DNase I hypersensitive sites and histone acetylation status in the chicken Ig-β locus

Abstract

DNase I hypersensitive sites (DHSs) and histone acetylation status were examined in the Ig-β locus of chicken B lymphocyte-derived DT40 cells and liver-derived LMH cells. Twelve DT40-specific DHSs were identified: one in the Ig-β promoter, one in the first intron of the Ig-β gene, three in the sodium channel gene located upstream of the Ig-β gene, two between the sodium channel gene and the Ig-β gene, four between the Ig-β gene and a downstream growth hormone ( GH) gene, and one in the downstream region of the GH gene.

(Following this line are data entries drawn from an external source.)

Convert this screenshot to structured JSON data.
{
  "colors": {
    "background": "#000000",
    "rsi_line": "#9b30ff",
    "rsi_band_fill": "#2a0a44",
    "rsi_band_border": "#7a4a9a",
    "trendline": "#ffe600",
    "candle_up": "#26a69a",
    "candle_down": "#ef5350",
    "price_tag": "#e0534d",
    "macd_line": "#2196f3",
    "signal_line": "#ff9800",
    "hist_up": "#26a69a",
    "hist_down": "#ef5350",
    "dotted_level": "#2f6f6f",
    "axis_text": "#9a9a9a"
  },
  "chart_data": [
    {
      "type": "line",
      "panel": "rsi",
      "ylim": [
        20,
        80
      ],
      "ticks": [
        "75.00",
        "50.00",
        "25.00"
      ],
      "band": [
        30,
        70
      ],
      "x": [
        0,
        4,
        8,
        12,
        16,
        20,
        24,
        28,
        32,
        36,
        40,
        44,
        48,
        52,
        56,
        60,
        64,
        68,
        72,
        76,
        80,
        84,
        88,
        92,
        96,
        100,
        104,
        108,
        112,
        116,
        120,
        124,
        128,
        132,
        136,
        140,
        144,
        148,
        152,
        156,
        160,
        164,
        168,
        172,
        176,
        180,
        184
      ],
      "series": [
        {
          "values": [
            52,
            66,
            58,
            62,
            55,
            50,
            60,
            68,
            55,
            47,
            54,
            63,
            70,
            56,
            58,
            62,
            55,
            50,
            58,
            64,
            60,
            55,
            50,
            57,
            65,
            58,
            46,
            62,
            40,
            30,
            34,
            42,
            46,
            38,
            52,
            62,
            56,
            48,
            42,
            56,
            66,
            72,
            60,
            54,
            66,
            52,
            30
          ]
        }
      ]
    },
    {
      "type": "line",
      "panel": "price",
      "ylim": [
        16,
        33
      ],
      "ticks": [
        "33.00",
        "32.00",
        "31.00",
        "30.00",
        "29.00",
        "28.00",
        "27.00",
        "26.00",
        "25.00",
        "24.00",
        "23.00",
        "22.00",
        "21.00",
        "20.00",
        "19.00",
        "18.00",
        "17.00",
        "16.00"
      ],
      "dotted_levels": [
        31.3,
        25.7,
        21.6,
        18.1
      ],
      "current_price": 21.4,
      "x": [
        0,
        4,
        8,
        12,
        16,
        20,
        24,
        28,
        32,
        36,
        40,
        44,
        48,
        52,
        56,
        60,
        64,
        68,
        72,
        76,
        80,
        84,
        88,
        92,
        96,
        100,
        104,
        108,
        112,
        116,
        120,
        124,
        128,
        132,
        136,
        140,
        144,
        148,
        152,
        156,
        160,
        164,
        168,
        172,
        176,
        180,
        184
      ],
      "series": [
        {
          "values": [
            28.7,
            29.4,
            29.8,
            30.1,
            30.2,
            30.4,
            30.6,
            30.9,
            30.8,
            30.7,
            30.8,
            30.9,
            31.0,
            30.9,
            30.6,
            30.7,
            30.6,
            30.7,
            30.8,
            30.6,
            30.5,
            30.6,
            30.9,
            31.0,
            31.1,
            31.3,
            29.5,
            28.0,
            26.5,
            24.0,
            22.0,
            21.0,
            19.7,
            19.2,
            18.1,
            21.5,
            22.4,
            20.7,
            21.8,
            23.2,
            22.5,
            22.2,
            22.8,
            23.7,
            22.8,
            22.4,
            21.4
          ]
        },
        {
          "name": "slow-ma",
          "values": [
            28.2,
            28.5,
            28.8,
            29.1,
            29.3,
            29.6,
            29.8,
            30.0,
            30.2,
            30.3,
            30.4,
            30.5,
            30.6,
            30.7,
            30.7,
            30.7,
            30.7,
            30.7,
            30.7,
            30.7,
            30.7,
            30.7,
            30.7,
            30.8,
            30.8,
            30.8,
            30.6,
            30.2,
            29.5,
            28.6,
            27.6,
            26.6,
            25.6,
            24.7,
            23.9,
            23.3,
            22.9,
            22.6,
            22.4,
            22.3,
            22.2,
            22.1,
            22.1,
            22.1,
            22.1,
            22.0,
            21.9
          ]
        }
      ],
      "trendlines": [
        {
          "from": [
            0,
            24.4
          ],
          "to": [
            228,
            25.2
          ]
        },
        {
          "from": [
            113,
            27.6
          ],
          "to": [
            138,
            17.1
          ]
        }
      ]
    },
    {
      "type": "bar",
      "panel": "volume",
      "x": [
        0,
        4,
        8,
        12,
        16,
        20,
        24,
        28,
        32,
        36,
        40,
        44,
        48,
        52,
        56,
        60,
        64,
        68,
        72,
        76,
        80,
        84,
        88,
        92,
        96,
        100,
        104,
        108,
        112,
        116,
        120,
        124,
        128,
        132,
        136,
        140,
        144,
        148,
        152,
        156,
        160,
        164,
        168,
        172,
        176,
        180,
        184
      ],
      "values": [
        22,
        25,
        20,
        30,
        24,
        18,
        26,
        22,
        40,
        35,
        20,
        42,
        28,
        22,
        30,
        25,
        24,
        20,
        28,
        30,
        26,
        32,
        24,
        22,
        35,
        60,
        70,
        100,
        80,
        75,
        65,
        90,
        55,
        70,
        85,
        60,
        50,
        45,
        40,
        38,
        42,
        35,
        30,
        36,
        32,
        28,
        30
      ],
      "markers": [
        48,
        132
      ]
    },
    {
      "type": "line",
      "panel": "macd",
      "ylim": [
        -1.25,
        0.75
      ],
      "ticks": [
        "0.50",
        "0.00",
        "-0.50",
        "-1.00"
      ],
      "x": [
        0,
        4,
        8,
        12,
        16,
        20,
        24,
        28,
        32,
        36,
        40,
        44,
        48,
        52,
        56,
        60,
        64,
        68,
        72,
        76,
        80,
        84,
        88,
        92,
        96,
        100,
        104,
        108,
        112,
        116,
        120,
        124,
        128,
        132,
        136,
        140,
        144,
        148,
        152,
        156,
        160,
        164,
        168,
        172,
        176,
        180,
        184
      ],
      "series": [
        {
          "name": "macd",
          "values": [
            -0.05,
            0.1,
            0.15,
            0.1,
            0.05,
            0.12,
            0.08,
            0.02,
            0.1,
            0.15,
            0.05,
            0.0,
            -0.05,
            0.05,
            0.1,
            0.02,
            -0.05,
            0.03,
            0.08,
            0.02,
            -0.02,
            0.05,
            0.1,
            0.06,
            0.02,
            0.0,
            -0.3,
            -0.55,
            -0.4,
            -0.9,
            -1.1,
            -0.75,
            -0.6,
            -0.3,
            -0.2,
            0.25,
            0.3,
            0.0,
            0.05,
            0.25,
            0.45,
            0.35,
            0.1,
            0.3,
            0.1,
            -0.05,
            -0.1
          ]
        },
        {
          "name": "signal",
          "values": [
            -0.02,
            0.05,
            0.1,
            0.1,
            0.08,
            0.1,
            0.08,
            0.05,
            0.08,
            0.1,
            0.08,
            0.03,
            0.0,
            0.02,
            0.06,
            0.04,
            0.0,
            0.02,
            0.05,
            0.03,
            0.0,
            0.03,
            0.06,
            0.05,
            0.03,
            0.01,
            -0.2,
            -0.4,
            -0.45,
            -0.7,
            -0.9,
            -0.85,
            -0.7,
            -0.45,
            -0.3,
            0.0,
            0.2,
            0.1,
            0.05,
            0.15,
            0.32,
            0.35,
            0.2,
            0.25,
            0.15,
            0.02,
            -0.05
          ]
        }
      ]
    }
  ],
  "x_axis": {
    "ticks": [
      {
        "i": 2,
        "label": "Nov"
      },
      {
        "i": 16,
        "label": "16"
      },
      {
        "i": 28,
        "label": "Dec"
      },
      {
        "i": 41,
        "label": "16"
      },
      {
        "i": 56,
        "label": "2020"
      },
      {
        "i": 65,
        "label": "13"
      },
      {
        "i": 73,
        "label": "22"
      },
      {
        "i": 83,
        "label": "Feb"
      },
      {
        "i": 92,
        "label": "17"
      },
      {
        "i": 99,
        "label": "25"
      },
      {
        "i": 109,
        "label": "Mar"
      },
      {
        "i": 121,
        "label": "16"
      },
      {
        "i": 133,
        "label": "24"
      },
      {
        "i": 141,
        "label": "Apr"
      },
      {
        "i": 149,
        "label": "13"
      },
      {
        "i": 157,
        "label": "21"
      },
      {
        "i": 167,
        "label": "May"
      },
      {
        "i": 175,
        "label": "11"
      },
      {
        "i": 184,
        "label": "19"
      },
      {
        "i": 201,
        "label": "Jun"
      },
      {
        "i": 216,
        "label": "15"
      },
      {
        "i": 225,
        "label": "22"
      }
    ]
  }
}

Transient transfection studies show that the DHS in the intron of Ig-β gene enhances the activity of the Ig-β promoter fourfold. A 1.6 kb DNA fragment, which includes two DHSs, from the sodium channel gene enhanced promoter activity threefold. The transcription enhancing ability of the intron DHS was dependent on orientation, but was not promoter specific. Electrophoretic mobility shift assays (EMSA) demonstrated that an Ets protein family member binds to the intron DHS. In DT40 cells, a distinguished acetylation of H3 and H4 histones was found at the Ig-β promoter, in addition to the enhanced acetylation of both histones at DT40-specific DHSs.